When it comes to the vegetables in this dish, try to opt for Mediterranean flavors, such as tomatoes, aubergine, and peppers. However, the beauty of this dish is that it can be so easily customized to whatever you may have on hand, so feel free to experiment with the vegetables that you use.
8. Sweet Potato and Black Bean Chilli
Sweet potatoes have been consumed since prehistoric times, making them one of the oldest vegetables known to man.
They are also one of the best vegetables for your skin.
Sweet potatoes are packed with carotenoids and vitamin C, both of which can really help to boost collagen production. They also contain a number of other antioxidants, as well as anti-inflammatory properties, all of which are soon translated to your skin.
However, if you want to maximize the way in which your body makes use of sweet potatoes, follow this one tip:
- Always include a small helping of fat when eating sweet potatoes, as this makes the beta-carotene more bio-available.
However, by cooking it into a chilli, you will be using extra virgin olive oil, which would be sufficient for this case.
When it comes to the beans that you use, feel free to go with whatever you happen to have in the cupboard. However, keep in mind that the blacker the skin, the healthier the bean.
9. Green Tea Chicken
This dish may sound a little crazy, but, if you can get your head around it, there are several different ways in which you can combine green tea and chicken to create an out-of-this-world meal.
Why would you want to do this?
Because green tea is packed with polyphenols, making it a potent antioxidant and anti-inflammatory. It is also fantastic for detoxifying the body and skin, and contains vitamin K, which helps to even out the skin tone.
Now onto the chicken…
Make sure that you opt for a lean cut, as this will contain a healthy amount of protein, without too much fat.
If you are wondering how to actually cook it…
Did you know that the way in which you cook chicken has an impact on the amount of nutrients that the meat retains?
Here is a quick guide to follow:
- Baking – the healthiest way to cook chicken
- Grilling – healthy, tender and flavorful
- Steaming and Poaching – unlike the other two methods, these two require no added fats
Now, here are a few recipe suggestions that combine green tea and chicken:
- Green Tea Poached Chicken
- Green Tea Chicken Soup
- Green Tea Steamed Chicken with Sesame and Garlic
- Green Tea Chicken Curry
- Grilled Tea-Soaked Chicken Breasts
- Green Tea and Orange Smoked Chicken
- Green Tea Chicken Dumplings with Chilli Oil
10. Venison with Blueberry Sauce
Just like chicken, venison is another lean meat, making it a great source of protein.
Never cooked with venison before?

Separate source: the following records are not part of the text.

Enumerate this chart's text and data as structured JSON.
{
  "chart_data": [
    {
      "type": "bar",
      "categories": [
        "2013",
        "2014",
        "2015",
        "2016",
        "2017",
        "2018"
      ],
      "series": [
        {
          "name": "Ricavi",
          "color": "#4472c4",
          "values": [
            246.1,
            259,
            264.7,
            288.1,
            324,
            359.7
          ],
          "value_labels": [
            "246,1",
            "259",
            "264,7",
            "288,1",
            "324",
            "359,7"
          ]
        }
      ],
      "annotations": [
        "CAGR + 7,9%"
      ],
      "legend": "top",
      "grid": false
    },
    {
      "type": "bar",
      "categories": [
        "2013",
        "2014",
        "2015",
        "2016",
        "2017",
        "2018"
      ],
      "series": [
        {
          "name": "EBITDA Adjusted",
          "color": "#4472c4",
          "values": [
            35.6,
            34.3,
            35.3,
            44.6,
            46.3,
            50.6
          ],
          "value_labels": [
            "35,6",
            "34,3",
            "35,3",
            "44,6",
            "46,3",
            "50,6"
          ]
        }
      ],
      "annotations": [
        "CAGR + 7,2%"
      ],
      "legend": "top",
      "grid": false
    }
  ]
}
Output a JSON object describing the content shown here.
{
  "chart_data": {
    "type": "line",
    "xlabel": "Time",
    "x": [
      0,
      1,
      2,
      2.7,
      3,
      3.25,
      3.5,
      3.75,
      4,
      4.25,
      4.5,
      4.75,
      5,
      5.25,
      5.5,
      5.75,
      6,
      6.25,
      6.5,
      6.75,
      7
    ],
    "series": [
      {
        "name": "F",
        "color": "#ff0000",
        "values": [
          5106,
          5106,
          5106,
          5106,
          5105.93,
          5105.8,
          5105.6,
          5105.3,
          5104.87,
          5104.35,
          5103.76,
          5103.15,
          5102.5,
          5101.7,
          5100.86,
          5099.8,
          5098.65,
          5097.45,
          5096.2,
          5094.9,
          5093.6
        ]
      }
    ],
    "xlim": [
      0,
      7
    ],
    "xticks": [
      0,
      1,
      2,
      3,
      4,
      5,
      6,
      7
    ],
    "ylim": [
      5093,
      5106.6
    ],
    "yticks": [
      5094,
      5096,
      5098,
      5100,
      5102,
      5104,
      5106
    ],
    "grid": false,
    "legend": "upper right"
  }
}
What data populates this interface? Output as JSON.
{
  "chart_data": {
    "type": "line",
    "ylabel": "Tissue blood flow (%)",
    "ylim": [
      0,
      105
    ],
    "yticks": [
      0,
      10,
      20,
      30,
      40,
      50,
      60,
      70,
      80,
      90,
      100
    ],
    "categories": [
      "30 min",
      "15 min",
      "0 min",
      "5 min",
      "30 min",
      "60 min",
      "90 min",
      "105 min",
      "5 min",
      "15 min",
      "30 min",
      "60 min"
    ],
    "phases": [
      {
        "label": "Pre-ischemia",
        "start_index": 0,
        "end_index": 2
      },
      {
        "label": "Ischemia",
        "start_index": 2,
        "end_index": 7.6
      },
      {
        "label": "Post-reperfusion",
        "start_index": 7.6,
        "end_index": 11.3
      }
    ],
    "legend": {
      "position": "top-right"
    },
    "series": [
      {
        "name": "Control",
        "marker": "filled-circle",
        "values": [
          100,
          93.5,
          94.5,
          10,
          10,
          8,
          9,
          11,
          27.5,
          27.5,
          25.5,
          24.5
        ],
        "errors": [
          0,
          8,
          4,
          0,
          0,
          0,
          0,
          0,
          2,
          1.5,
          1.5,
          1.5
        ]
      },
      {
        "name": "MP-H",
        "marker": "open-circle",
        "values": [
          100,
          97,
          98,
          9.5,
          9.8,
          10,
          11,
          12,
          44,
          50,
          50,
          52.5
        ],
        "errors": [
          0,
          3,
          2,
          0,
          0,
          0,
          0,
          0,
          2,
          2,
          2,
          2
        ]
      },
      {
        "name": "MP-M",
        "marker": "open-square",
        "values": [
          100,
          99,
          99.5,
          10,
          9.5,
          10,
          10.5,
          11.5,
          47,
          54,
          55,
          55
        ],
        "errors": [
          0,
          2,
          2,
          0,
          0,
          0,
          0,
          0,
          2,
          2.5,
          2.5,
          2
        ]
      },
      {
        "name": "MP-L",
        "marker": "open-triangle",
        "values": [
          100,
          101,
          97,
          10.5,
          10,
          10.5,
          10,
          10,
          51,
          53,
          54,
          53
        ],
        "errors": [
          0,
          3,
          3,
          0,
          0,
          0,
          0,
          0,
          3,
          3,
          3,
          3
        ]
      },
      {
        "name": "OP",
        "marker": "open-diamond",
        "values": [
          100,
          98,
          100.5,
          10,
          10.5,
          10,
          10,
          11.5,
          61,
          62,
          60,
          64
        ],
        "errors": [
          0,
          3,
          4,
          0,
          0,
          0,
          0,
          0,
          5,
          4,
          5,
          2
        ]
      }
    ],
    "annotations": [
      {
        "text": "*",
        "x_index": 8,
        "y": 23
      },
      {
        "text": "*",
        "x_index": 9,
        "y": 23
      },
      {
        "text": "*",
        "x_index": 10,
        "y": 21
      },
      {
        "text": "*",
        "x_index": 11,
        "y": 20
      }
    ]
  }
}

Here are some tips on choosing a cut:
- Flank – the lower belly area, great for steaks
- Loin – tender and exquisite
- Sirloin – a tender cut that is great for steaks
- Strip Loin – best cooked rare or medium-rare
- Tenderloin – best cooked rare or medium rare, one of the tenderest cuts of venison
You may be wondering…
“Why would I add blueberries to the sauce?”
Blueberries are packed with skin-protecting antioxidants, but, most importantly, they provide a sharp and tangy contrast to this dish.
Other ingredients that you could include, which would also benefit your skin, include rosemary, red wine, mushrooms, garlic, and apple cider vinegar, all of which would come together beautifully to create an unforgettable meal.